Maintaining API docs can be a real pain, and a lot of people overlook them, especially when it is purely an internally-used service.
I’ve discovered a few nice tools that generate pretty docs based on markdown files, but I haven’t found anything that automates the process of maintaining the actually content.
I was thinking about how to do this, and I think it would be really cool if there was some sort of DSL or library for automating JSON API docs via integration tests on your controllers.
For example, you might have a test like this that creates a new blog post:
test "create a post" do
assert %{
"title" => "My first post",
"body" => "Some content...",
"inserted_at" => _,
"updated_at" => _
} =
build_conn()
|> post("/posts", title: "My first post", body: "Some content...")
|> json_response(:created)
end
And then some mix task would automatically generate documentation based on your tests.
Does anyone know if something like this already exists?
If it doesn’t already exist (and isn’t impossible for some reason), here’s one way I can think something like this might be implementable:
Provide some simple functions to document requests and responses:
test "create a post" do
request = post(build_conn(), title: "My first post", body: "Some content...")
response = json_response(request, :created)
document(request, response)
assert # something
end
I’d imagine you could simplify that to something more like this:
test "create a post" do
assert %{
"title" => "My first post",
"body" => "Some content...",
"inserted_at" => _,
"updated_at" => _
} =
build_conn()
|> post("/posts", title: "My first post", body: "Some content...")
|> json_response(:created)
|> document()
end
These functions might do nothing when just running mix test, but would build some universal documentation output (Markdown or something) when you run MIX_ENV=test mix apidocs.
Have you heard of Swagger?

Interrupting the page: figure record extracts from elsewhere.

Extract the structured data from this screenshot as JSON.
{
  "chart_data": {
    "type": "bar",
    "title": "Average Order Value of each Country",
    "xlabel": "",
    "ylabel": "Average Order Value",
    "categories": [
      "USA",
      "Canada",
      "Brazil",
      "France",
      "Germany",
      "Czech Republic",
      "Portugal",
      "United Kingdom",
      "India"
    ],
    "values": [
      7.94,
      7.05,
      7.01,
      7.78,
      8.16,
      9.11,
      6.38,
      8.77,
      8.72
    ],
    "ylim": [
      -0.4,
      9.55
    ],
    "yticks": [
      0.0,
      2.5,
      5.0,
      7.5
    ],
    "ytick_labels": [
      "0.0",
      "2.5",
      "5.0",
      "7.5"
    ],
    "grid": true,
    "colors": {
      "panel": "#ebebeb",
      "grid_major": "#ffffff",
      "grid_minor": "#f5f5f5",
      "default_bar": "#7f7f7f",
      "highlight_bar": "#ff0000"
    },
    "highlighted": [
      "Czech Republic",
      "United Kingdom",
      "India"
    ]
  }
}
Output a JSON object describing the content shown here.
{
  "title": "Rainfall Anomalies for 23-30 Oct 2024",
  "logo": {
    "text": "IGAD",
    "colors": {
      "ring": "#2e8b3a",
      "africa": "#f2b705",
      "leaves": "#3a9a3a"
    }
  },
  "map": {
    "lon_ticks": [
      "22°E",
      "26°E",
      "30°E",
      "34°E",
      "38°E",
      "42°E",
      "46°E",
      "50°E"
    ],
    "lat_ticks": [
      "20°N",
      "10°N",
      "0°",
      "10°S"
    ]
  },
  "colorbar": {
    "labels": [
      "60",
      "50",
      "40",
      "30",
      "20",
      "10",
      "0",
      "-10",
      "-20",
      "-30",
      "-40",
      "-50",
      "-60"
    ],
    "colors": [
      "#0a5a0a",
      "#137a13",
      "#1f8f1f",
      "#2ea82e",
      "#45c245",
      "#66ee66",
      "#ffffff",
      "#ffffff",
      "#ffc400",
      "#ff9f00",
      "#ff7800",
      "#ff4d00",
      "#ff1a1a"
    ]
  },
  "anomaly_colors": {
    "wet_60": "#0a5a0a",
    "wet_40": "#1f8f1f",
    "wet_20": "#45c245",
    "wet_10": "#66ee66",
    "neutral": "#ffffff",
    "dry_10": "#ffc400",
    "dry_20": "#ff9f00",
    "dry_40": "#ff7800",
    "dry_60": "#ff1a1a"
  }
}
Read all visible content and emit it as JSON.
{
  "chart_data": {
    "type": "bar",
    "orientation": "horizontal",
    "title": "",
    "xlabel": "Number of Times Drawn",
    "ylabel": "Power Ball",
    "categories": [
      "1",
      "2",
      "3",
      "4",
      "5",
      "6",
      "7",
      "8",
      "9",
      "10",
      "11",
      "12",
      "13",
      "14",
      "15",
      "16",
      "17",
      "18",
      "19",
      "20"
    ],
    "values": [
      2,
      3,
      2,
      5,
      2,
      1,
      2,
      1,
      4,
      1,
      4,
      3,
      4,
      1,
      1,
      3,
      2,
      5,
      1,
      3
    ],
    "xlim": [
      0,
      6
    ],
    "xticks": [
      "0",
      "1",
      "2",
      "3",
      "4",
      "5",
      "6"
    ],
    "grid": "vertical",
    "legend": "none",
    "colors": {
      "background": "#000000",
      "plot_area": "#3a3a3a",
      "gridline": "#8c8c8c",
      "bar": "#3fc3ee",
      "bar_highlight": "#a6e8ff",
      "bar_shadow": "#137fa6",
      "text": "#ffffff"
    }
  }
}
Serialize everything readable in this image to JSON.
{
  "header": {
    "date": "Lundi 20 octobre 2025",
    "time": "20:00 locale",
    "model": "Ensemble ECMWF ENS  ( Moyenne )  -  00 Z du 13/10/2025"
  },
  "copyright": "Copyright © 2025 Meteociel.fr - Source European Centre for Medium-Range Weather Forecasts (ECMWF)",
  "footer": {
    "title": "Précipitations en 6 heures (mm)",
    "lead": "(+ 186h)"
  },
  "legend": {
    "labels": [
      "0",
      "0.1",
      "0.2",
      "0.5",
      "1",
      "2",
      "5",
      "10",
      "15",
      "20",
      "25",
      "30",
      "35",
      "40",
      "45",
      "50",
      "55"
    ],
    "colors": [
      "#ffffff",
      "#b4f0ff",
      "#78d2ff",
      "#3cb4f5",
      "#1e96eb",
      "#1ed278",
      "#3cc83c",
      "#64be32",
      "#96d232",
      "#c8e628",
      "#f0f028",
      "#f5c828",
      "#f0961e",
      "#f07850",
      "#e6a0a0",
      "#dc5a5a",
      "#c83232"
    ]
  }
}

I saw this post post a few days ago an it seems that it uses a json specification to document you endpoints. I don’t seem too hard to automate this json file generation, but I dont know if this would be a nice option
These look better, but you still have to maintain this manually. Defining the schemas, for example, comes really close to repeating code that is already in your views (it’s just different enough that you can’t re-use view functions). If I made a change to a view, I’d have to remember to make the subsequent change the my swagger schema definition.
I still maintain that generating docs from your tests would be valuable. Every request or response you would see documented would therefore have been guaranteed to run through a test. It would be nearly impossible to have bad documentation, because your tests would then be failing.
Hey @pdilyard, I have implemented this, currently working on making it non-$project-specific and releasing an open source library. We have reached the full automation, including CI checks (e.g. you can’t push any code through that isn’t inline with the documentation) and auto-deployment of the docs page itself (on a free heroku node BTW).
I’ll let you know when I have a public repo if you’re interested. Hoping to release it early next year.
^ Apidocsjs works very well for my use cases with Elixir. I created a simple phoenix app that gets called by a github webhook whenever a pull request is merged to develop and auto updates the apidoc js output documentation which is hosted on S3. The same app then acts as a reverse proxy to the S3 resources with auth in front of them.
We use phoenix_swagger to generate a swagger spec, then bureaucrat with a custom markdown formatter similar to this to merge the swagger spec and the test examples into markdown.
Finally process the markdown with a static site generator, and put the results back into the priv/static directory of the Phoenix app for self hosted docs.
swagger and apidocs are very different animals IMO.
Swagger is designed to be interactive API explorer. There is limited support for sample runs (curl session recordings). For example, there is no way to record multiple samples for the same return code and “produces” type. I, API consumer, prefer (at least initially) to see samples without executing anything. Schema is nice but it is not simple to construct samples in my head quickly.
Am I the only one that thinks the JSONAPI spec is way over-engineered and inefficient both? I’m not sure why GraphQL would not be used as it seems to do everything JSONAPI does but significantly better, especially with introspection and API documentation generation?
I like the way JSON:API standarizes the API for filter, sort and page.
Is the GraphQL equivalent to use parameterized fields with many optional arguments?
Indeed. Most folks are using the Relay connection pattern for paginated fields, and you can put whatever arguments on there you like. They can be optional for some fields, required for others, and it’s all self documented by the same schema that actually runs everything.